It's not every day that the world champion Phillies' batting coach comes to your school. But when Milt Thompson arrived at the Bullock School in Glassboro yesterday, Donna Romalino's class of six second- and third-grade boys was ready.

Talk about seizing the (teachable) moment. The little guys clinched this one like Matt Stairs' eighth-inning pinch-hit homer during this year National League Championship Series.

On Monday, when the boys learned that Thompson was coming to visit, they got down to work.

They brainstormed on questions to ask him, which were then written on baseball-shaped paper. They wrote thank-yous for Thompson and coined baseball-inspired math problems for their classroom door. Yesterday, before he arrived, their teacher had them combing the sports pages for words and endings.

"These boys are real hard workers," Romalino told Thompson.

Thompson, no stranger to greatness, was impressed. "I'm proud," he told them.

Romalino's students know about rising to a task. Their class size is small to help rise them above their individual academic challenges; the average class size at Bullock is 21.

They also know about teamwork.

This fall, Bullock and two other Glassboro schools collected more than 700 pairs of sneakers to give poor children in Africa. Romalino gave the boys the task of figuring out how many shoes had been donated. Their solution - line the shoes up and down the school's long hallway and count.

Romalino's class was also given the weighty job of counting and tallying the votes in Bullock's mock presidential election last month.

"They do have challenges, and so do other kids," Romalino said. "It's a matter of finding that avenue to make them successful."

Romalino said she'd found success in tying learning to real-life experience, such as using sports statistics to teach math concepts. What better than baseball? "Take what they love, and teach from there."

And, fortunately for Romalino's class, they had an in. Thompson is dating an aunt of classmate Kahlin Wright, 7.

Thompson said he first made the offer to visit the class after the World Series win. He does community outreach and is working on creating his own youth motivation program, Better Than Average.

Bullock is big on character education. Appropriately enough, the December theme is perserverance. Thompson talked to them about the importance of education to reach their goals. He told them school might be hard sometimes, but so was success.

"Success is always going to be hard," he said. "You've got to work hard."

He showed them his autographed World Series bat and his second-place 1993 Series ring, and he told them that dreams come true if you work for them.

And then he came out with the cool stuff - baseballs he autographed and baseball cards.
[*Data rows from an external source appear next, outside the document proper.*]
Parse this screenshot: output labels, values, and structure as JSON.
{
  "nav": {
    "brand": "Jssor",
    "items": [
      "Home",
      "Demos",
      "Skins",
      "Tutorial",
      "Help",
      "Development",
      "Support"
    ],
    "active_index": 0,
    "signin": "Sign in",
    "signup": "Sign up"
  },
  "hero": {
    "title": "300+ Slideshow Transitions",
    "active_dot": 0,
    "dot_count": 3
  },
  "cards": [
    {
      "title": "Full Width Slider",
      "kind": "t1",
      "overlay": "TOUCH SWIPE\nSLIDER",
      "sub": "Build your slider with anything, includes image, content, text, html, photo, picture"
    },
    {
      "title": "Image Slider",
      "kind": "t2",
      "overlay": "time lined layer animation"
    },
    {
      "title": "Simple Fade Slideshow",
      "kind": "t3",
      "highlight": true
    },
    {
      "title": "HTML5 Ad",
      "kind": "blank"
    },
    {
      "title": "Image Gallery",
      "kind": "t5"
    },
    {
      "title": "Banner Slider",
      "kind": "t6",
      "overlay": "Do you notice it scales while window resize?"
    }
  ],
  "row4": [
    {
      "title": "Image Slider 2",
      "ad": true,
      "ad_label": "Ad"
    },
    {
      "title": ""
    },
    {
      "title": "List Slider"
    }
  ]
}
There was a chorus of "Yes!" when Thompson announced the gifts.

"It's better than Christmas," said principal Joe DePalma, a lifelong Phillies fan who also got a ball.

Tomas Ramos, 8, was happy with his loot, too. But he said he was especially taken with Thompson's thoughts on teamwork.
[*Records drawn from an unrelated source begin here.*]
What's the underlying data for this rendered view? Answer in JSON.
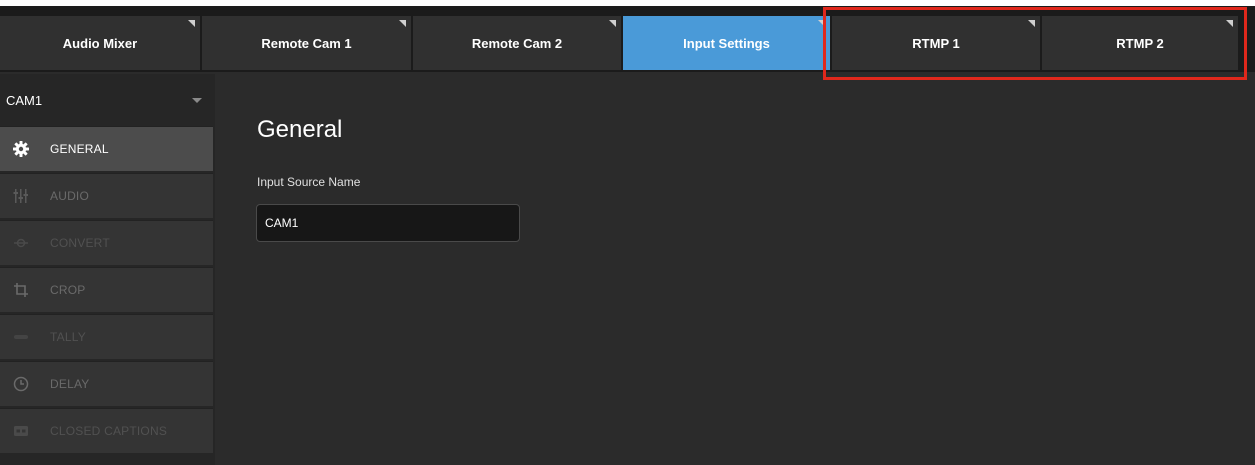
{
  "tabs": [
    {
      "label": "Audio Mixer",
      "active": false
    },
    {
      "label": "Remote Cam 1",
      "active": false
    },
    {
      "label": "Remote Cam 2",
      "active": false
    },
    {
      "label": "Input Settings",
      "active": true
    },
    {
      "label": "RTMP 1",
      "active": false
    },
    {
      "label": "RTMP 2",
      "active": false
    }
  ],
  "sidebar": {
    "source": "CAM1",
    "items": [
      {
        "label": "GENERAL",
        "icon": "gear-icon",
        "state": "active"
      },
      {
        "label": "AUDIO",
        "icon": "sliders-icon",
        "state": "normal"
      },
      {
        "label": "CONVERT",
        "icon": "convert-icon",
        "state": "dim"
      },
      {
        "label": "CROP",
        "icon": "crop-icon",
        "state": "normal"
      },
      {
        "label": "TALLY",
        "icon": "tally-icon",
        "state": "dim"
      },
      {
        "label": "DELAY",
        "icon": "clock-icon",
        "state": "normal"
      },
      {
        "label": "CLOSED CAPTIONS",
        "icon": "cc-icon",
        "state": "dim"
      }
    ]
  },
  "main": {
    "title": "General",
    "input_source_label": "Input Source Name",
    "input_source_value": "CAM1"
  },
  "colors": {
    "active_tab": "#4a9ad8",
    "highlight_box": "#e0281c",
    "background": "#2b2b2b"
  }
}
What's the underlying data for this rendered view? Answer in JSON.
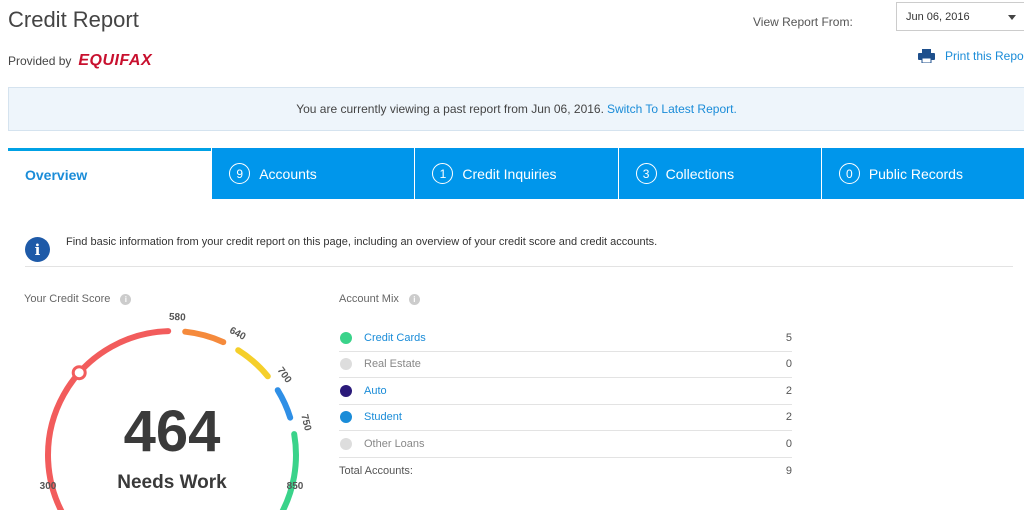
{
  "header": {
    "title": "Credit Report",
    "provided_by_label": "Provided by",
    "provider_logo_text": "EQUIFAX",
    "provider_logo_color": "#c8102e",
    "view_report_from_label": "View Report From:",
    "selected_date": "Jun 06, 2016",
    "print_label": "Print this Report",
    "link_color": "#1a8cd8"
  },
  "banner": {
    "text": "You are currently viewing a past report from Jun 06, 2016.",
    "link": "Switch To Latest Report."
  },
  "tabs": [
    {
      "label": "Overview",
      "count": null
    },
    {
      "label": "Accounts",
      "count": "9"
    },
    {
      "label": "Credit Inquiries",
      "count": "1"
    },
    {
      "label": "Collections",
      "count": "3"
    },
    {
      "label": "Public Records",
      "count": "0"
    }
  ],
  "tab_color": "#0096eb",
  "info": {
    "icon": "info-icon",
    "text": "Find basic information from your credit report on this page, including an overview of your credit score and credit accounts."
  },
  "score": {
    "label": "Your Credit Score",
    "value": "464",
    "rating": "Needs Work",
    "min": "300",
    "max": "850",
    "ticks": [
      "580",
      "640",
      "700",
      "750"
    ],
    "segment_colors": [
      "#f25c5c",
      "#f58a3c",
      "#f5cf2a",
      "#2f8fe6",
      "#3ad38a"
    ]
  },
  "account_mix": {
    "label": "Account Mix",
    "items": [
      {
        "name": "Credit Cards",
        "count": "5",
        "color": "#3ad38a",
        "linked": true
      },
      {
        "name": "Real Estate",
        "count": "0",
        "color": "#dddddd",
        "linked": false
      },
      {
        "name": "Auto",
        "count": "2",
        "color": "#2b1a7a",
        "linked": true
      },
      {
        "name": "Student",
        "count": "2",
        "color": "#1a8cd8",
        "linked": true
      },
      {
        "name": "Other Loans",
        "count": "0",
        "color": "#dddddd",
        "linked": false
      }
    ],
    "total_label": "Total Accounts:",
    "total_count": "9"
  }
}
"Stay together with your teammates. You can work together," he said, noting, "We do teamwork."

Not surprisingly, the boys were happy to share their special guest with two other classes who happily pitched him questions.

His favorite color: Red.

Did he jump into the winners' heap after the Series win? "Too old."

The best thing that ever happened to him: The birth of his children, although, "this year was pretty exciting, winning the Series."

Before he left, Thompson promised to return when he gets his Series ring in April.

By then, it was nearly lunchtime. The boys had a busy afternoon on deck - writing a local soldier who is their pen pal, and writing about Thompson's visit for a book about baseball they're making.

"Can we have free time?" Tomas Ramos asked Romalino.

Her reply: "I think you've earned it."